As Chief Product Officer of AI customer service startup Talkdesk, Charanya “CK” Kannan said companies often want to automate different workflows, but say that implementing AI is really difficult. Companies often deal with clunky, legacy software that doesn’t have APIs, creating difficult tasks that IT departments don’t prioritize.
“Every company we spoke to had 50-1,000 automation requests from various teams in the backlog) told TechCrunch. “This means nothing. No. You should not have a backlog of 1,000 item automation on this day and age. You should be able to do it really fast.”
This realization has become the driving force behind Pinkfish, a new startup in Cannan. This allows enterprise customers to build AI agents and other AI-driven workflows through natural language prompts. The software has over 200 integrations, including Salesforce and Zendesk, and focuses on deterministic execution. This means that the same user prompt produces the same results every time.
Kannan said Pinkfish tried a different approach to selling to businesses than its competitors. Instead of pitching the platform as a golden ticket to automate all workflows, Pinkfish instructs businesses to try out the software just to automate one or two different workflows first. “That’s where they start, then they’re 2-4, 4-10, 10-20, and hopefully 1,000 (automation via pinkfish),” she said.
So far, the strategy has paid off. Pinkfish launched CEO and co-founder Ben Rigby at Stealth in January 2024 as Chief Product and Technology Head (CPTO). The company focuses on several areas, including retail and services, attracting hundreds of users and corporate customers, including IPSY, Elevate and TalkDesk.
Kannan said many workflow automation startups are trying to help businesses cut out more “extra” aspects of their work, such as automating market research and pulling in potential sales leads, but Pinkfish focuses on mission-critical workflows.
She gave an example of IPSY, a makeup subscription service. One of the first workflows was one of the first workflows used to automate pink fish. The price request feature was previously taken care of by a team of three. This team will need to manually respond to each request, whether they come overnight or on the weekend. Kannan said the entire process will be carried out through pinkfish.

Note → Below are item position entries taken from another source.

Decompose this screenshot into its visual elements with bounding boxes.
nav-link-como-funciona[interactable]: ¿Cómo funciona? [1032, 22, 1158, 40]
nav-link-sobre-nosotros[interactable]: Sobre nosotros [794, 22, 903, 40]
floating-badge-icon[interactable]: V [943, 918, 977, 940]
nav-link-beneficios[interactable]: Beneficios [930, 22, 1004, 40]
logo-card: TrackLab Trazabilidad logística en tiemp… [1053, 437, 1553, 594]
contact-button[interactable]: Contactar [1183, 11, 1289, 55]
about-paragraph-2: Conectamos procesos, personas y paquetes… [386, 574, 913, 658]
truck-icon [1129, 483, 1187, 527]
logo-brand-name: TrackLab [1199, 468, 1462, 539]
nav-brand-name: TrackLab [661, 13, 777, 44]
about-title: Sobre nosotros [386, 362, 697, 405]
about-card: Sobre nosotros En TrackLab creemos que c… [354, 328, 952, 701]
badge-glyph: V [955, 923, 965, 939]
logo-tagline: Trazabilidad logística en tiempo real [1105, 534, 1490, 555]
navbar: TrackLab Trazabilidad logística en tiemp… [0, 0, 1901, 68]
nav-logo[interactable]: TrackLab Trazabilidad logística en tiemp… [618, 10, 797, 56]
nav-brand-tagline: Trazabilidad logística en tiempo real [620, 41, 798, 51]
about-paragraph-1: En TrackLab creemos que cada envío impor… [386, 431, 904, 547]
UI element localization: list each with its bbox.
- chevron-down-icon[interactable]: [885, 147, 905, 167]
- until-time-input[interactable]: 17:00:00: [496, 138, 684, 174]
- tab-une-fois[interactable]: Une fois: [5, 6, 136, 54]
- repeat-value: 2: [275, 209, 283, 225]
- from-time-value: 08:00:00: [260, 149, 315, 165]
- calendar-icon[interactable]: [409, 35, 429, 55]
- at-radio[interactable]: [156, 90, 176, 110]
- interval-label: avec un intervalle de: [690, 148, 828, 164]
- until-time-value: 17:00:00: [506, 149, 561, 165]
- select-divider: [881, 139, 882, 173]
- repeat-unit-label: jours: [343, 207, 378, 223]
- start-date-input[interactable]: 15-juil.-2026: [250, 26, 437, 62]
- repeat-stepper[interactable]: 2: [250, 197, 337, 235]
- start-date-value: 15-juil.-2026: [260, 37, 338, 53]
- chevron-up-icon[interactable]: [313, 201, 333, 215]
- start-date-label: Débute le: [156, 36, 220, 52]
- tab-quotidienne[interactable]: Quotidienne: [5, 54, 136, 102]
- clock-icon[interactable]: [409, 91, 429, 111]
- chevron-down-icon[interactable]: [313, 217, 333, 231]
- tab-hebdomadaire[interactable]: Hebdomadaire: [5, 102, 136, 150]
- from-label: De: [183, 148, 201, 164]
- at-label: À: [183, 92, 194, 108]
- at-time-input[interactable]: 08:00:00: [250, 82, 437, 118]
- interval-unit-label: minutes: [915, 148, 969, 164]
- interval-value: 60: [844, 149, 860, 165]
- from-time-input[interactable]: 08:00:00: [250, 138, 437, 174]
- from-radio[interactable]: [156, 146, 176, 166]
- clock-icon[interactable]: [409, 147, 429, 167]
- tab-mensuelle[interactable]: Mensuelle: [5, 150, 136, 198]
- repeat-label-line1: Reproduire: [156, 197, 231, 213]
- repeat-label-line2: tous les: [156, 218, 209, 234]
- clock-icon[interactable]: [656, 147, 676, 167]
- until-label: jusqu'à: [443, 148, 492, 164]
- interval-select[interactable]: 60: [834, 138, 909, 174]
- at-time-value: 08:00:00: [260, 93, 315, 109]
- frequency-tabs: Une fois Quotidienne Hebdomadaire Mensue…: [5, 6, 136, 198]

“It’s very important,” Kannan said. “If the pinkfish is screwed somewhere, guess your price isn’t on your website. You’ll leave money on the table.
Now, Pinkfish has emerged from Stealth in TechCrunch and has exclusively raised a $7.6 million seed round led by Norwest Venture Partners, with participation from Storm Ventures and Angel Investors.
Norwest partner Scott Bichuk is planning to take a Pinkfish board sheet, and has known Kannan since he was with Talkdesk, and taps Kannan to advise various Norwest portfolio companies. He said he said that it would be.
Beechuk is excited to support the company as he believes that Kannan and Rigby have the right balance between understanding the underlying technology and distinguishing their customer base in a crowded AI agent landscape. He said he was there.
“They pay customers who find a lot of important logos and real ROIs. You can help these seed stage companies and deliver real ROIs, so it could take years to support them. There is,” says Beechuk.
Kannan also believes Pinkfish stands out from its competitors. Because customers can use natural language to encourage their systems and build these AI workflows with full code in the background. She says that low code has been popular for years and is still part of their competitors, but in today’s environment it is so restricted that it is effectively “dead.” Ta.
She added that companies don’t want to choose from a set of pre-coded building blocks, but rather have a solution that allows access to a full code backend, but has an easy-to-use interface. As the AI agent market gets more and more crowded, she hopes that the message will resonate.
“How can you bring specific value to mission-critical and complex use cases? One platform with the right level of guardrail for all these connections, grounding it to agents and determinism. By bringing in the “Kannan” said. “I think these are two areas that we think differently.”